Se volete raccontare la vostra storia perché venga pubblicata, previa valutazione della redazione, potete scrivere una mail a rinascite@repubblica.it
Una bambina "tutta DIS"
"Ricordo le lettere che si confondevano continuamente tra loro. La paura di leggere ad alta voce davanti alla classe. Fin da piccola ho iniziato a convivere con dislessia, disgrafia, disortografia e discalculia. Oggi scherzo dicendo che sono 'tutta DIS', ma quando ero bambina non c'era nulla da ridere. Negli anni Novanta queste difficoltà erano poco conosciute e spesso difficili da comprendere anche per gli adulti.
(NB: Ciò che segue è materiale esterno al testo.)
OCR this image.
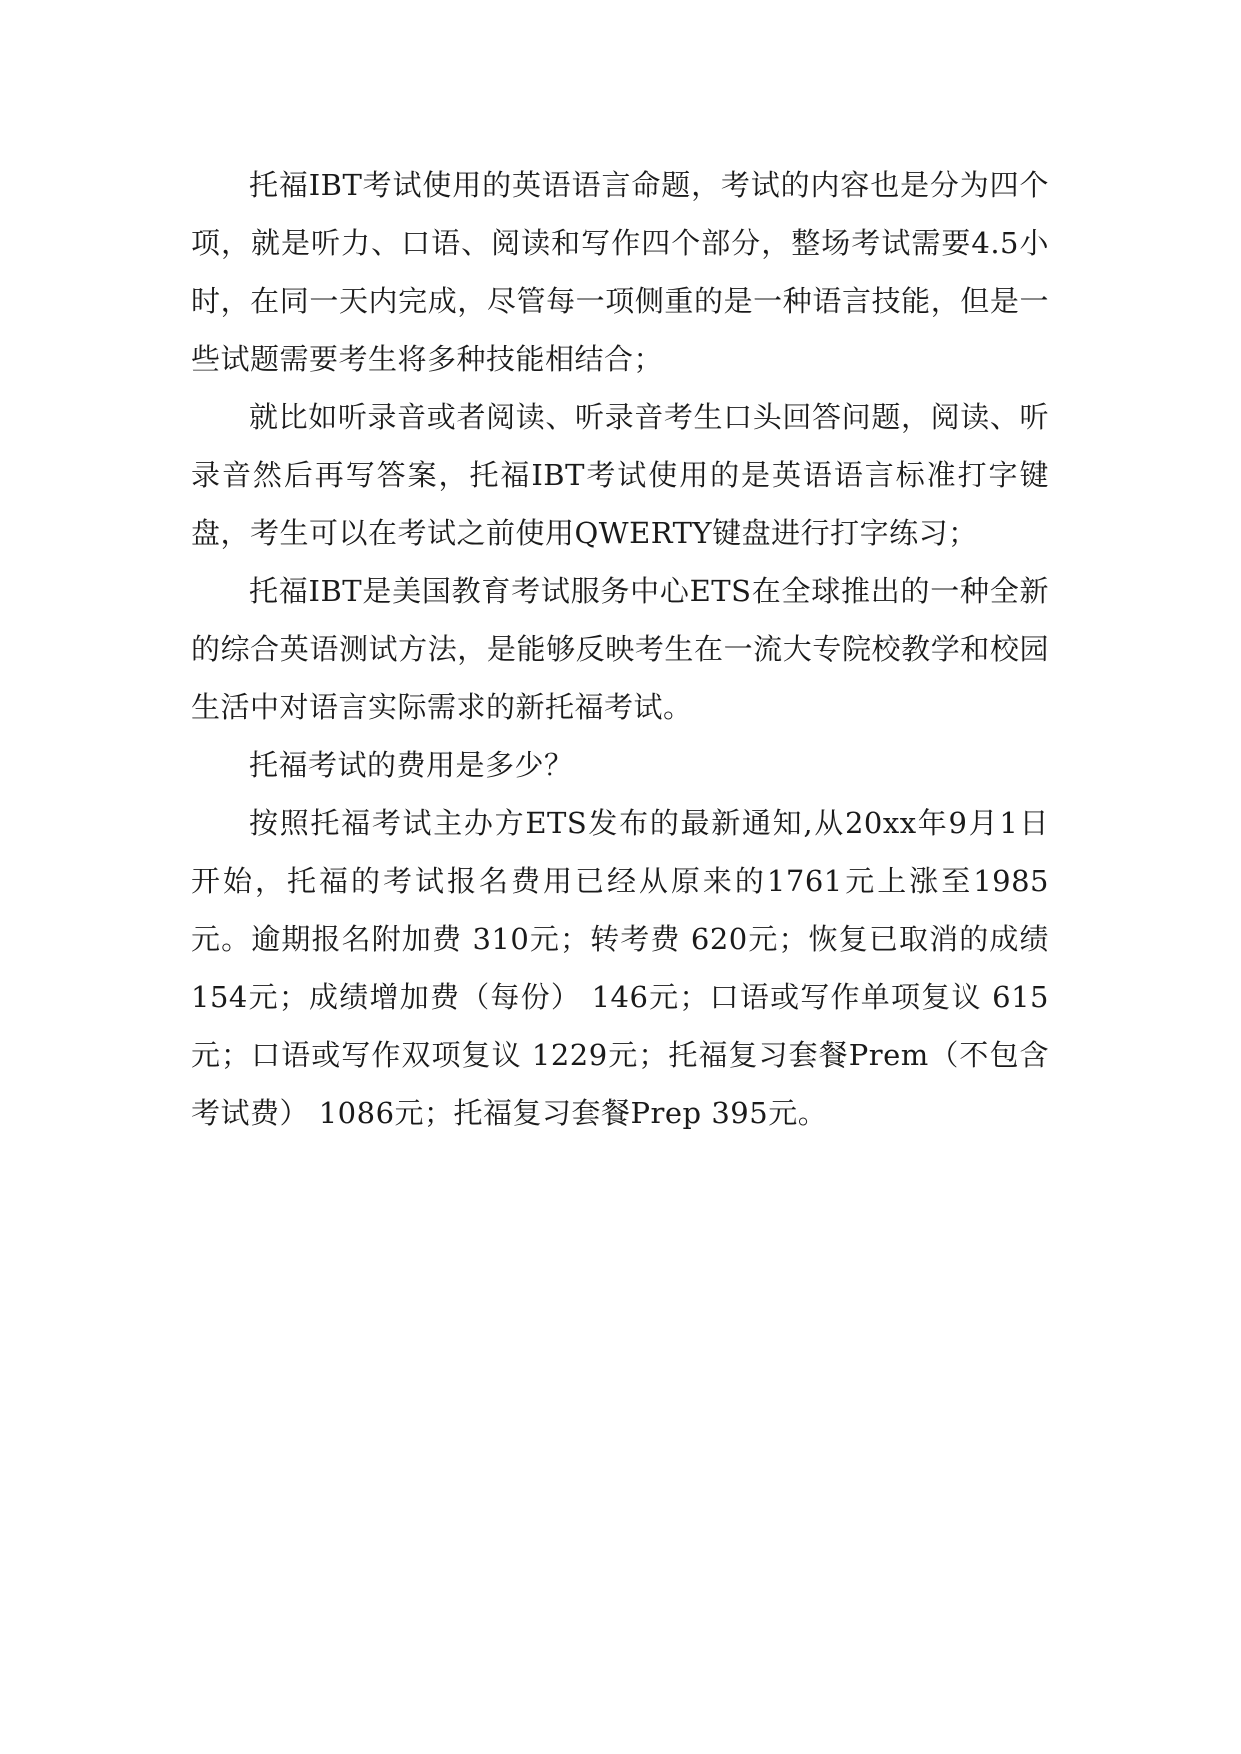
托福IBT考试使用的英语语言命题，考试的内容也是分为四个项，就是听力、口语、阅读和写作四个部分，整场考试需要4.5小时，在同一天内完成，尽管每一项侧重的是一种语言技能，但是一些试题需要考生将多种技能相结合；

就比如听录音或者阅读、听录音考生口头回答问题，阅读、听录音然后再写答案，托福IBT考试使用的是英语语言标准打字键盘，考生可以在考试之前使用QWERTY键盘进行打字练习；

托福IBT是美国教育考试服务中心ETS在全球推出的一种全新的综合英语测试方法，是能够反映考生在一流大专院校教学和校园生活中对语言实际需求的新托福考试。

托福考试的费用是多少？

按照托福考试主办方ETS发布的最新通知,从20xx年9月1日开始，托福的考试报名费用已经从原来的1761元上涨至1985元。逾期报名附加费 310元；转考费 620元；恢复已取消的成绩 154元；成绩增加费（每份） 146元；口语或写作单项复议 615元；口语或写作双项复议 1229元；托福复习套餐Prem（不包含考试费） 1086元；托福复习套餐Prep 395元。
Mi impegnavo tantissimo, ma sembrava non bastare mai. Studiavo di più, cercavo di adattarmi, ma continuavo a sentirmi lenta, indietro, diversa. Quando sei bambino, a un certo punto smetti di pensare di avere una difficoltà e inizi a pensare di essere tu il problema. La parte più difficile non era lo studio. Era la sensazione costante di essere fuori posto. Il timore di sbagliare davanti agli altri. Il bisogno di nascondere le dita sotto il banco per contare, perché farsi vedere significava esporsi al giudizio”.